Occasionally someone may protest a "rip-off" and get murmurs of sympathy. And the counterfeiting of brand-name products is rightly condemned as theft. However, in general, creative derivation is an accepted premise of fashion. Indeed, the industry's growth and prosperity have been built upon the famous maxim of Isaac Newton, "If I have seen further, it is by standing on the shoulders of giants."

Is it possible that the fashion industry, long patronized as a realm of the ephemeral and insubstantial, is the real bellwether for future ideas of "ownership" of creative content?

You can't patent recipes, and yet both professional chefs and restaurants are still in business and prospering:

Food relies so much on execution, or at the national chain level on marketing, that the mere circulation of a recipe does not much diminish the competitive advantage of the creative chef. Try buying a fancy cookbook by a celebrity chef and see how well the food turns out. Most chefs view their cookbooks as augmenting the value of the "restaurant experience" they provide, not diminishing it. Furthermore, industry norms, and the work of food critics, give innovating chefs the proper reputational credit. It is not worth the litigation and vagueness of standards that recipe patents would involve.

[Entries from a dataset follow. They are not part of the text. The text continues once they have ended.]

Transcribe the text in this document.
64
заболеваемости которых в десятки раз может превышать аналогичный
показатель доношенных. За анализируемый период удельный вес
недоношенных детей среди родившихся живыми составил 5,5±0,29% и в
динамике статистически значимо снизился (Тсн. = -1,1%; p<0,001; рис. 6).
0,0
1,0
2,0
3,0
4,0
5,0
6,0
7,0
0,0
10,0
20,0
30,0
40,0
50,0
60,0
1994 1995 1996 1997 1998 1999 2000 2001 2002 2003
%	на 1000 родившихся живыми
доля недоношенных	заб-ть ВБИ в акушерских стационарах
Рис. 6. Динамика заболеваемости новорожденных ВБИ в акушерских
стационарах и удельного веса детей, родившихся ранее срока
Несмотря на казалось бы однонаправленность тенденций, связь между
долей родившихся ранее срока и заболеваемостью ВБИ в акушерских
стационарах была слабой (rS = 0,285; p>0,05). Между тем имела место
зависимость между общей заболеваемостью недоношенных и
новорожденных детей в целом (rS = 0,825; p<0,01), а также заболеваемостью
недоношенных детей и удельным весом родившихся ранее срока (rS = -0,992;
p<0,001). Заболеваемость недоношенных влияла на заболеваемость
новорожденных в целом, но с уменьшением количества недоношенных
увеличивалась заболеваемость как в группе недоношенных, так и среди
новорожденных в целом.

Of course, the software patent debate is neverending. But patents are especially dangerous and deserving of intense debate, because they're so powerful:

Patents give their owners the right to prevent others from using a claimed invention, even if it was independently developed and there was no copying involved.

Think about that for a minute. Seriously think about it. Every time you write code – even a brand new algorithm in a clean room environment – you could be infringing a patent, somehow, somewhere. That's why it's so often described as a software patent minefield:

Today's computer industry standards increasingly include technology that may be covered by a software patent. The owner of that patent has the right to demand a royalty from all parties that implement the patented principle, or may discriminate regarding who will and will not be allowed to license the patent. It is often the case that there is no way to implement a standard without making use of a particular patented principle. This effectively gives the patent holder absolute control regarding who will implement a standard containing his patented principle.

Such patents arise in two ways: they are knowingly embedded in the standard as it is being created, or they are submarine patents, unknowingly part of the standard until they "surface" after the standard is already in wide use. A pernicious patent holder can engage in patent farming: influencing a standards organization to use a particular principle covered by a patent. In the worst and most deceptive form of patent farming, the patent holder encourages the standards organization to make use of a principle without revealing the existence of a patent covering that principle. Then, later on, the patent holder demands royalties from all implementers of the standard.

It's probably not fair to say that software patents are 100% evil. But from what I've read, I'd say they're 99 and 44/100ths percent evil. I'm not sure what any of us can do about this, but it's clear that the current situation is untenable:

graph of software patents, 1971 - 2005

Something has to be done, or else we truly are staring down a coming software patent apocalypse.